I give up

It’s what – 10 years or more? – since we began to wonder when web technologies such as RSS, wikis and social bookmarking sites would be widely adopted by most working scientists, to further their productivity.

The email that I received today which began “I’ve read 3 interesting papers” and included 1 .doc, 3 .docx and 4 .pdf files as attachments is indicative of the answer to this question, which is “not any time soon.”

I’ve given up trying to educate colleagues in best practices. Clearly, I’m the one with the problem, since this is completely normal, acceptable behaviour for practically everyone that I’ve ever worked with. Instead, I’m just waiting for them to retire (or die). I reckon most senior scientists (and they’re the ones running the show) are currently aged 45-55. So it’s going to be 10-20 years before things improve.

Until then, I’ll just have to keep deleting your emails. Sorry.

If you must send me an Excel spreadsheet…

…please, try to follow these simple guidelines.
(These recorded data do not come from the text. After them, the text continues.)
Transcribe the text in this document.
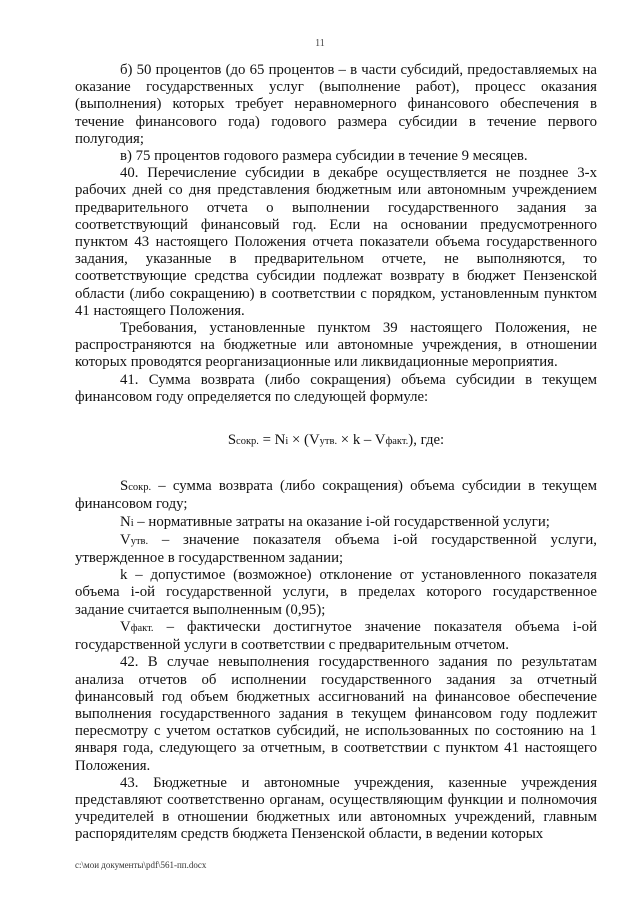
11

б) 50 процентов (до 65 процентов – в части субсидий, предоставляемых на оказание государственных услуг (выполнение работ), процесс оказания (выполнения) которых требует неравномерного финансового обеспечения в течение финансового года) годового размера субсидии в течение первого полугодия;

в) 75 процентов годового размера субсидии в течение 9 месяцев.

40. Перечисление субсидии в декабре осуществляется не позднее 3-х рабочих дней со дня представления бюджетным или автономным учреждением предварительного отчета о выполнении государственного задания за соответствующий финансовый год. Если на основании предусмотренного пунктом 43 настоящего Положения отчета показатели объема государственного задания, указанные в предварительном отчете, не выполняются, то соответствующие средства субсидии подлежат возврату в бюджет Пензенской области (либо сокращению) в соответствии с порядком, установленным пунктом 41 настоящего Положения.

Требования, установленные пунктом 39 настоящего Положения, не распространяются на бюджетные или автономные учреждения, в отношении которых проводятся реорганизационные или ликвидационные мероприятия.

41. Сумма возврата (либо сокращения) объема субсидии в текущем финансовом году определяется по следующей формуле:

Sсокр. = Ni × (Vутв. × k – Vфакт.), где:

Sсокр. – сумма возврата (либо сокращения) объема субсидии в текущем финансовом году;

Ni – нормативные затраты на оказание i-ой государственной услуги;

Vутв. – значение показателя объема i-ой государственной услуги, утвержденное в государственном задании;

k – допустимое (возможное) отклонение от установленного показателя объема i-ой государственной услуги, в пределах которого государственное задание считается выполненным (0,95);

Vфакт. – фактически достигнутое значение показателя объема i-ой государственной услуги в соответствии с предварительным отчетом.

42. В случае невыполнения государственного задания по результатам анализа отчетов об исполнении государственного задания за отчетный финансовый год объем бюджетных ассигнований на финансовое обеспечение выполнения государственного задания в текущем финансовом году подлежит пересмотру с учетом остатков субсидий, не использованных по состоянию на 1 января года, следующего за отчетным, в соответствии с пунктом 41 настоящего Положения.

43. Бюджетные и автономные учреждения, казенные учреждения представляют соответственно органам, осуществляющим функции и полномочия учредителей в отношении бюджетных или автономных учреждений, главным распорядителям средств бюджета Пензенской области, в ведении которых

c:\мои документы\pdf\561-пп.docx
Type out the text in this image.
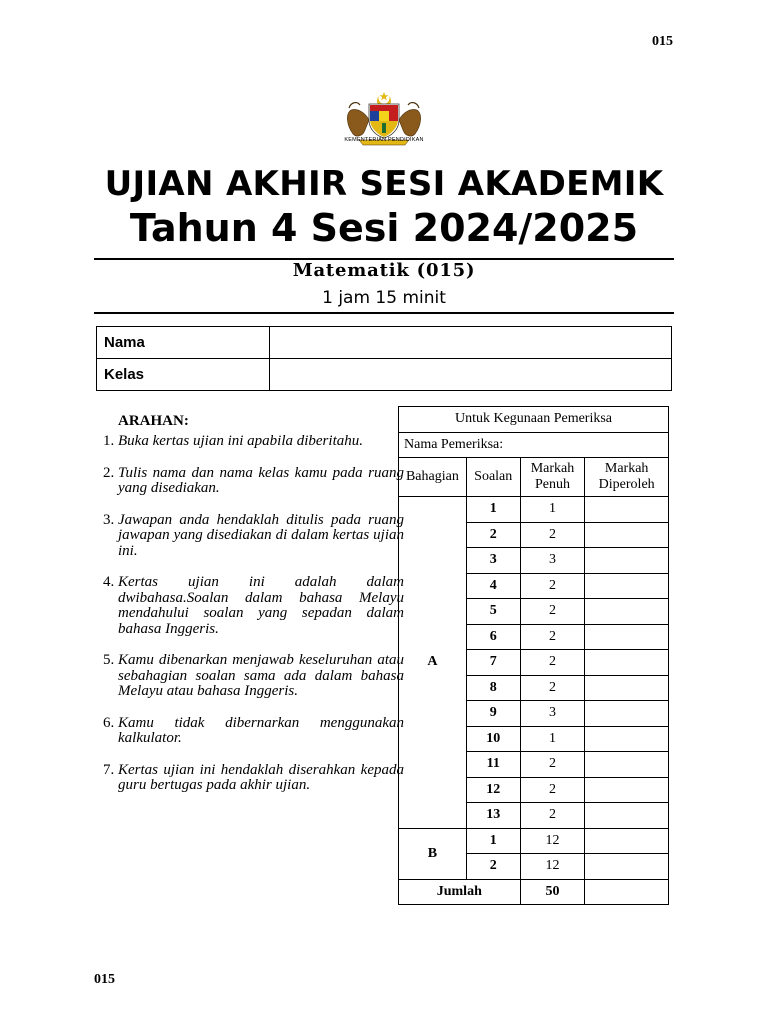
015
KEMENTERIAN PENDIDIKAN
UJIAN AKHIR SESI AKADEMIK
Tahun 4 Sesi 2024/2025
Matematik (015)
1 jam 15 minit
Nama	
Kelas	
ARAHAN:
1. Buka kertas ujian ini apabila diberitahu.
2. Tulis nama dan nama kelas kamu pada ruang yang disediakan.
3. Jawapan anda hendaklah ditulis pada ruang jawapan yang disediakan di dalam kertas ujian ini.
4. Kertas ujian ini adalah dalam dwibahasa.Soalan dalam bahasa Melayu mendahului soalan yang sepadan dalam bahasa Inggeris.
5. Kamu dibenarkan menjawab keseluruhan atau sebahagian soalan sama ada dalam bahasa Melayu atau bahasa Inggeris.
6. Kamu tidak dibernarkan menggunakan kalkulator.
7. Kertas ujian ini hendaklah diserahkan kepada guru bertugas pada akhir ujian.
Untuk Kegunaan Pemeriksa			
Nama Pemeriksa:			
Bahagian	Soalan	Markah Penuh	Markah Diperoleh
A	1	1	
	2	2	
	3	3	
	4	2	
	5	2	
	6	2	
	7	2	
	8	2	
	9	3	
	10	1	
	11	2	
	12	2	
	13	2	
B	1	12	
	2	12	
Jumlah		50	
015
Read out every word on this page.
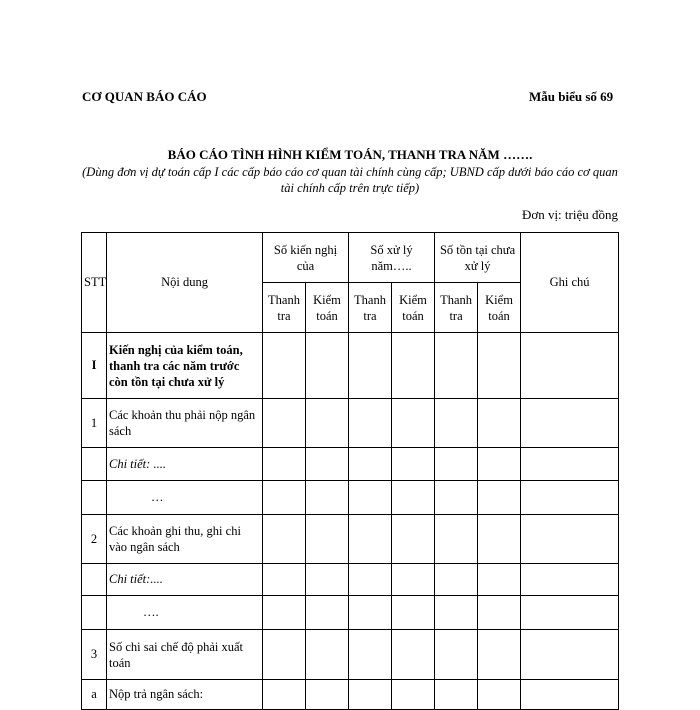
CƠ QUAN BÁO CÁO	Mẫu biểu số 69
BÁO CÁO TÌNH HÌNH KIỂM TOÁN, THANH TRA NĂM …….
(Dùng đơn vị dự toán cấp I các cấp báo cáo cơ quan tài chính cùng cấp; UBND cấp dưới báo cáo cơ quan tài chính cấp trên trực tiếp)
Đơn vị: triệu đồng
STT	Nội dung	Số kiến nghị của		Số xử lý năm…..		Số tồn tại chưa xử lý		Ghi chú
		Thanh tra	Kiểm toán	Thanh tra	Kiểm toán	Thanh tra	Kiểm toán	
I	Kiến nghị của kiểm toán, thanh tra các năm trước còn tồn tại chưa xử lý							
1	Các khoản thu phải nộp ngân sách							
	Chi tiết: ....							
	…							
2	Các khoản ghi thu, ghi chi vào ngân sách							
	Chi tiết:....							
	….							
3	Số chi sai chế độ phải xuất toán							
a	Nộp trả ngân sách:							
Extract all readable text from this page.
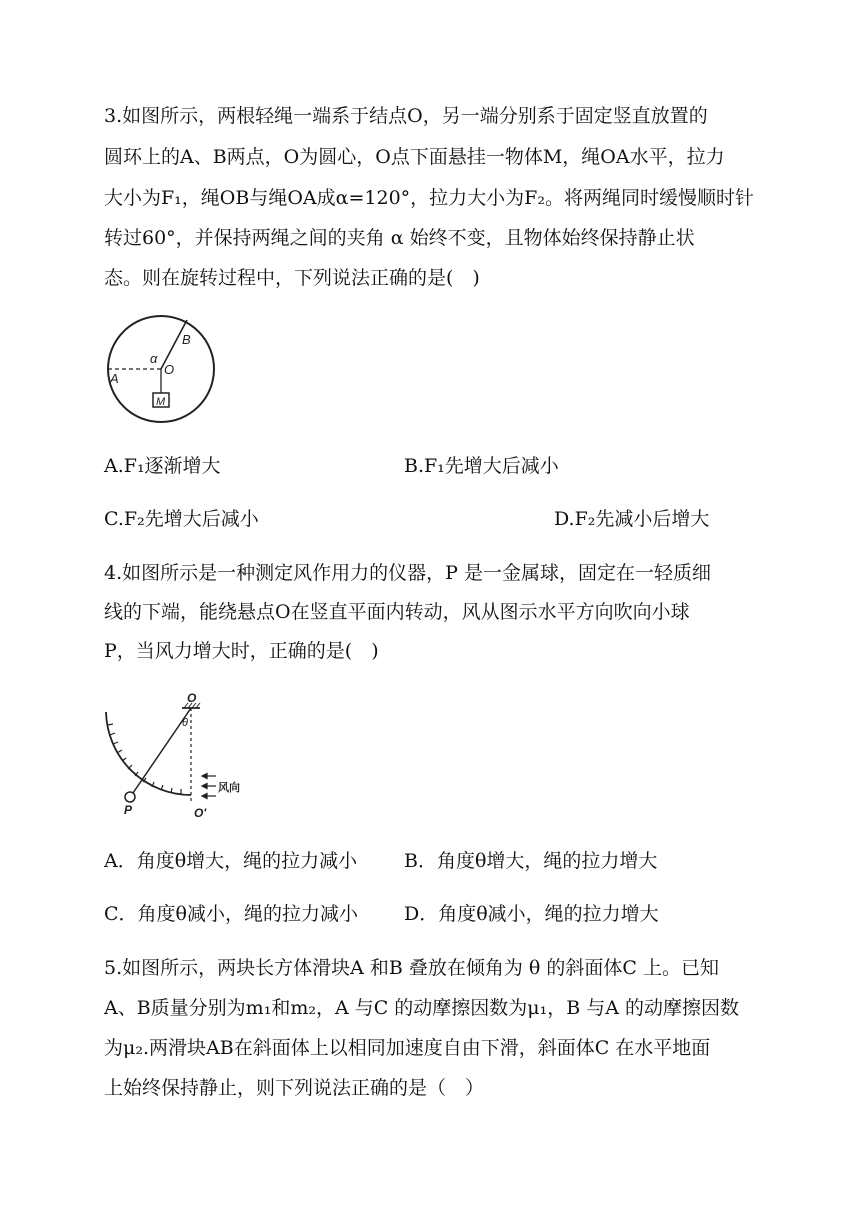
3.如图所示，两根轻绳一端系于结点O，另一端分别系于固定竖直放置的
圆环上的A、B两点，O为圆心，O点下面悬挂一物体M，绳OA水平，拉力
大小为F₁，绳OB与绳OA成α=120°，拉力大小为F₂。将两绳同时缓慢顺时针
转过60°，并保持两绳之间的夹角 α 始终不变，且物体始终保持静止状
态。则在旋转过程中，下列说法正确的是(　)
A
B
O
α
M
A.F₁逐渐增大	B.F₁先增大后减小
C.F₂先增大后减小	D.F₂先减小后增大
4.如图所示是一种测定风作用力的仪器，P 是一金属球，固定在一轻质细
线的下端，能绕悬点O在竖直平面内转动，风从图示水平方向吹向小球
P，当风力增大时，正确的是(　)
O
θ
P	O'
风向
A．角度θ增大，绳的拉力减小 B．角度θ增大，绳的拉力增大
C．角度θ减小，绳的拉力减小 D．角度θ减小，绳的拉力增大
5.如图所示，两块长方体滑块A 和B 叠放在倾角为 θ 的斜面体C 上。已知
A、B质量分别为m₁和m₂，A 与C 的动摩擦因数为μ₁，B 与A 的动摩擦因数
为μ₂.两滑块AB在斜面体上以相同加速度自由下滑，斜面体C 在水平地面
上始终保持静止，则下列说法正确的是（　）
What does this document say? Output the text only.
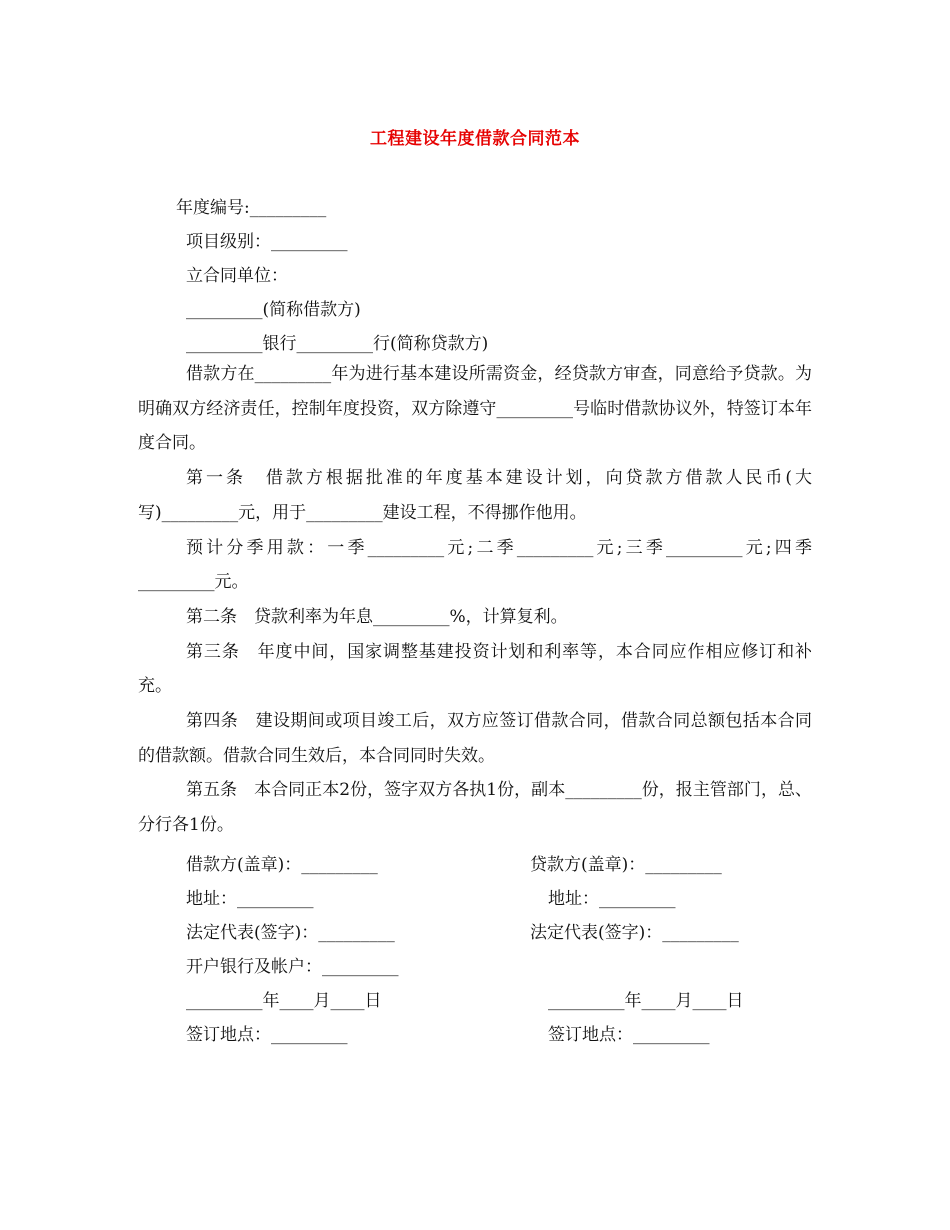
工程建设年度借款合同范本
年度编号:_________
项目级别：_________
立合同单位：
_________(简称借款方)
_________银行_________行(简称贷款方)

借款方在_________年为进行基本建设所需资金，经贷款方审查，同意给予贷款。为明确双方经济责任，控制年度投资，双方除遵守_________号临时借款协议外，特签订本年度合同。

第一条　借款方根据批准的年度基本建设计划，向贷款方借款人民币(大写)_________元，用于_________建设工程，不得挪作他用。

预计分季用款：一季_________元;二季_________元;三季_________元;四季_________元。

第二条　贷款利率为年息_________%，计算复利。

第三条　年度中间，国家调整基建投资计划和利率等，本合同应作相应修订和补充。

第四条　建设期间或项目竣工后，双方应签订借款合同，借款合同总额包括本合同的借款额。借款合同生效后，本合同同时失效。

第五条　本合同正本2份，签字双方各执1份，副本_________份，报主管部门，总、分行各1份。

借款方(盖章)：_________
地址：_________
法定代表(签字)：_________
开户银行及帐户：_________
_________年____月____日
签订地点：_________
贷款方(盖章)：_________
地址：_________
法定代表(签字)：_________
_________年____月____日
签订地点：_________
1. Don’t bother to format the cells
Where possible, I will not open your spreadsheet in a spreadsheet application. If I do, it will be only to marvel at the horror, then export it as rapidly as possible to a delimited text file. I do not care about the font, the font size or the font weight. I do not care whether there are grid lines around the cells. I especially do not care about cells which you have highlighted using some arbitrary (and unexplained) colour scheme.

2. No multiple tables
If you include multiple “tables” on one sheet, separated by blank rows, there is a good chance that I will not notice them. If you include multiple tables on multiple “sheets”, there is an excellent chance that I will not notice them.

3. Be consistent
If you must use confusing, abbreviated terms for your row and column names, at least keep them consistent. When you suddenly switch from “Patient ID” to “MCO_ID”, or from “Tissue Bank ID” to “TB ID” but leave everything else the same, I (and my software) assume that you’re talking about something different.

4. Yes/No = 1/0
Would it kill you to think as hard about the type and structure of your data as the data itself? If your variable takes one of two values in a “yes/no” fashion, the best representation is 1 or 0. That goes for “wt/mut” too. If you must use “Y/N”, don’t suddenly switch to “Yes/No” (or case-sensitive variations thereof) just because you feel like it.

5. If it doesn’t exist, it shouldn’t be there
Just leave the cell blank. I don’t want to see “n/a”, “NA”, “?”, “-” or anything else.

6. What belongs with what?
Have you noticed that certain bits of your data belong with other bits? For example, you can take several samples from a patient and do several experiments using those samples? Perhaps you’ve heard the term “relational data”? Well, that’s what it means.

If you could find a way to highlight those relations in your spreadsheet (no, not using coloured cells please), it would really help. On second thoughts: why don’t you come and see me before collecting your data? We’ll design a database together. You might even realise why I hate your stupid spreadsheets so much.